On the other hand, humans can orbit and land a spacecraft on a freakin’ comet that is millions of mile away!
It’s hard to know whether to be optimistic or pessimistic about our future.
rhwombat
November 13, 2014 at 2:35 pmVillage Idoit @#1: when Rupert dies, and the huge bubble of denial that you and his other serfs have been zealously promulgating gets shredded by physics.
MJPC
November 13, 2014 at 2:38 pmRemember those years ago when the LNP’s said that they would not do anything major on climate change until the major polluters of the world led the way.
Sometimes you get what you wish for! Thank God for clean coal.
MJPC
November 13, 2014 at 2:39 pmTamas, tell them down at Liberal central the game has just changed and Labour/Greens are on the front foot over this one.
James O'Neill
November 13, 2014 at 2:53 pmTo borrow a phrase from Gough Whitlam, nothing will save this witless PM now.
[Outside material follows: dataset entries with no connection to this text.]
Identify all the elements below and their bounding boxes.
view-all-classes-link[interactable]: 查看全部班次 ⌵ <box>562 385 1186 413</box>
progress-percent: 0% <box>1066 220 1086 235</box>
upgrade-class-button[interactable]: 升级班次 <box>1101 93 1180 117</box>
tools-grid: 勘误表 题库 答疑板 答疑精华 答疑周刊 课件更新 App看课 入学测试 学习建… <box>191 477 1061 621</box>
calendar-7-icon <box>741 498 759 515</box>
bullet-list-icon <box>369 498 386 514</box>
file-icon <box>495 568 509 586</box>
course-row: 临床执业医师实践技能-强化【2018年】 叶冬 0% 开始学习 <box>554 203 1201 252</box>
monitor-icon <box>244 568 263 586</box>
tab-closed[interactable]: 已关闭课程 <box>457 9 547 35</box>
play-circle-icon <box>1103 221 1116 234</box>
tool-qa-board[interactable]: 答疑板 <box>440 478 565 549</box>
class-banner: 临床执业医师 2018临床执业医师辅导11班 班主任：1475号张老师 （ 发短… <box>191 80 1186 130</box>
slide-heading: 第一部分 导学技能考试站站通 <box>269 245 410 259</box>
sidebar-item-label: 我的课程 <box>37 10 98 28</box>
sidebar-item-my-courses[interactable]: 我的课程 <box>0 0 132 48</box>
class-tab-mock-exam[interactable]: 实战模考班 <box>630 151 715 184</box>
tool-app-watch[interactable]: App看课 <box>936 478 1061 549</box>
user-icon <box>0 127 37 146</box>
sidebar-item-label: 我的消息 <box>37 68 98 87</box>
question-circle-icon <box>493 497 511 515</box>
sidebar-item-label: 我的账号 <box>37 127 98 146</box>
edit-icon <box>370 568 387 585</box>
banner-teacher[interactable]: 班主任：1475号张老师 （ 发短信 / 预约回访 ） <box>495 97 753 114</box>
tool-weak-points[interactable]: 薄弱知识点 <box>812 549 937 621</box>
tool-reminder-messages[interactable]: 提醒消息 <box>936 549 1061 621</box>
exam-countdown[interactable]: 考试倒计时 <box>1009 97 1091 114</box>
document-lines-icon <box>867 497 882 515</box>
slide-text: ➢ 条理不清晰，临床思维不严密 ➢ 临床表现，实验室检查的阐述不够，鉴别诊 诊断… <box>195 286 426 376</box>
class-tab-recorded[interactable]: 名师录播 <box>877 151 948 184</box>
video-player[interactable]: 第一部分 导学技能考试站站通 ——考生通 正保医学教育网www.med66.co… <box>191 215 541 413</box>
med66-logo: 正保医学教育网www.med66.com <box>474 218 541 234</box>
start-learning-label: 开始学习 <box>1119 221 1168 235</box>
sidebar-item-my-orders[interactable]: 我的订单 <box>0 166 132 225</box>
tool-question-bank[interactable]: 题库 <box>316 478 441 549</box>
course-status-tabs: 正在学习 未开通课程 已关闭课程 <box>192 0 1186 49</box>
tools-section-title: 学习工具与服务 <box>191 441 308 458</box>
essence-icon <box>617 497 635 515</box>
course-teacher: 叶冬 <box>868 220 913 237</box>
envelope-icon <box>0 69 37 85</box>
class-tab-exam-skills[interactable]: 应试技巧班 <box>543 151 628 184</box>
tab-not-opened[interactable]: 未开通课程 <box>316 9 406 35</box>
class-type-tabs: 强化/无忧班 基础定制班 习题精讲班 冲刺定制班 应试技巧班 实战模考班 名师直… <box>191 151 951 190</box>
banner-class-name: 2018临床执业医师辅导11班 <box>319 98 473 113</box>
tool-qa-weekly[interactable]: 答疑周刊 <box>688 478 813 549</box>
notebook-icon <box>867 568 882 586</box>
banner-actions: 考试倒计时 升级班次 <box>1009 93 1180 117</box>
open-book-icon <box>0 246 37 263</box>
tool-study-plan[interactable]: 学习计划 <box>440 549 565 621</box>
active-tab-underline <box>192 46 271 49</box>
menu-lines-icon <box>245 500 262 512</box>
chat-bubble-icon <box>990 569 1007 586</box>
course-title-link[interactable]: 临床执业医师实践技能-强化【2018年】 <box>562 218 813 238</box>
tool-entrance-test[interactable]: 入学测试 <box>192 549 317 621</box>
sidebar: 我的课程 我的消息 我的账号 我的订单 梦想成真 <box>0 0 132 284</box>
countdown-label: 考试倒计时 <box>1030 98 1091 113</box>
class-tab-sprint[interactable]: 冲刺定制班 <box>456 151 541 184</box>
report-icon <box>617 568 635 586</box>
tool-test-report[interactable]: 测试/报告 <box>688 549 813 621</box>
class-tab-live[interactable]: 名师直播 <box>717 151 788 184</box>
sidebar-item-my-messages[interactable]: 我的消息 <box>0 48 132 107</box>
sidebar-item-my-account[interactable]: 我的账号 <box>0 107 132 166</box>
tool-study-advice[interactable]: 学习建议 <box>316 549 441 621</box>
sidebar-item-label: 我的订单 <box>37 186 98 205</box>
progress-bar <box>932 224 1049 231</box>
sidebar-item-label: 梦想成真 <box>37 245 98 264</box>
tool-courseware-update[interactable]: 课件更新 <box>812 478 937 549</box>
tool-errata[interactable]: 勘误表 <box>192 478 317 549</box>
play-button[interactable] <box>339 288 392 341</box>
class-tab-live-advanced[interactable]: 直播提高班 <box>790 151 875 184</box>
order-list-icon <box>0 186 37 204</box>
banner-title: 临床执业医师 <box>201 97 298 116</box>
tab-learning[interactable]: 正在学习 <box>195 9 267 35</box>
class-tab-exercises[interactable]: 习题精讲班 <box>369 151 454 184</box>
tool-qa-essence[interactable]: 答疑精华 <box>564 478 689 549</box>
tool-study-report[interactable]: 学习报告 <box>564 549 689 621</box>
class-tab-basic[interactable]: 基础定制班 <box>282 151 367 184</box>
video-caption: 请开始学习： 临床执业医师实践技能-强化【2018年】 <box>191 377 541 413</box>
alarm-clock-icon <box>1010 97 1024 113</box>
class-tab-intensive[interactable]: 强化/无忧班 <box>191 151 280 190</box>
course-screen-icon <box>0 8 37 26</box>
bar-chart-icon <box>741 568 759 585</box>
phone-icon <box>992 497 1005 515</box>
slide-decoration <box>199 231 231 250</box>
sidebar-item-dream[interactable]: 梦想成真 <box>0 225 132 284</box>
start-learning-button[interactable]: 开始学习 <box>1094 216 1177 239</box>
Just in the past month he has made one absurd claim after another: coal is good for you; he will”shirt-front” Putin; he has secret knowledge that reveals what really happened to MH17; the Americans actually apologised and paid compensation for downing Air Iran 688 in 1988; and so on.
To borrow another quote, this time from Paul Keating: God help Australia if Abbott is ever Prime Minister. Even Keating could not have envisaged to daily horror visited upon us by having a fool and a charlatan as head of government.
David Hand
November 13, 2014 at 2:59 pmDon’t get too hysterical in your campaign against Tony Abbott, Bernard. I know Crikey has a loyal green / left readership and you are meeting the customers’ demands.
But the USA – China deal simply changes the context within which Australian carbon policy will be shaped and there may well be room now for greater action. The Coalition are not the denialists you want them to be and if the world does genuinely reduce carbon on a global scale, Australia will play its part irrespective of what party is in power.
The carbon tax was a massive broken election promise – a gift handed to Tony Abbott by a deal making Gillard.
There will be a price on carbon in Australia again and the China – USA deal creates a better platform for it.
Honest Johnny
November 13, 2014 at 3:11 pmWhat gets me is all this taxpayer money getting handed over to an industry already receiving annual subsidies of $4 billion, simply to have them stop doing what they were paying money (to us taxpayers) to do (emit CO2). Climate denialism aside, this is costing the budget easily in excess of $7 billion. And the Tory debt fetishers are still crapping on about the deficit! The waste is mind boggling. Explain that Murdochians, Tamas, anyone? And I’m still waiting for my $550 as promised.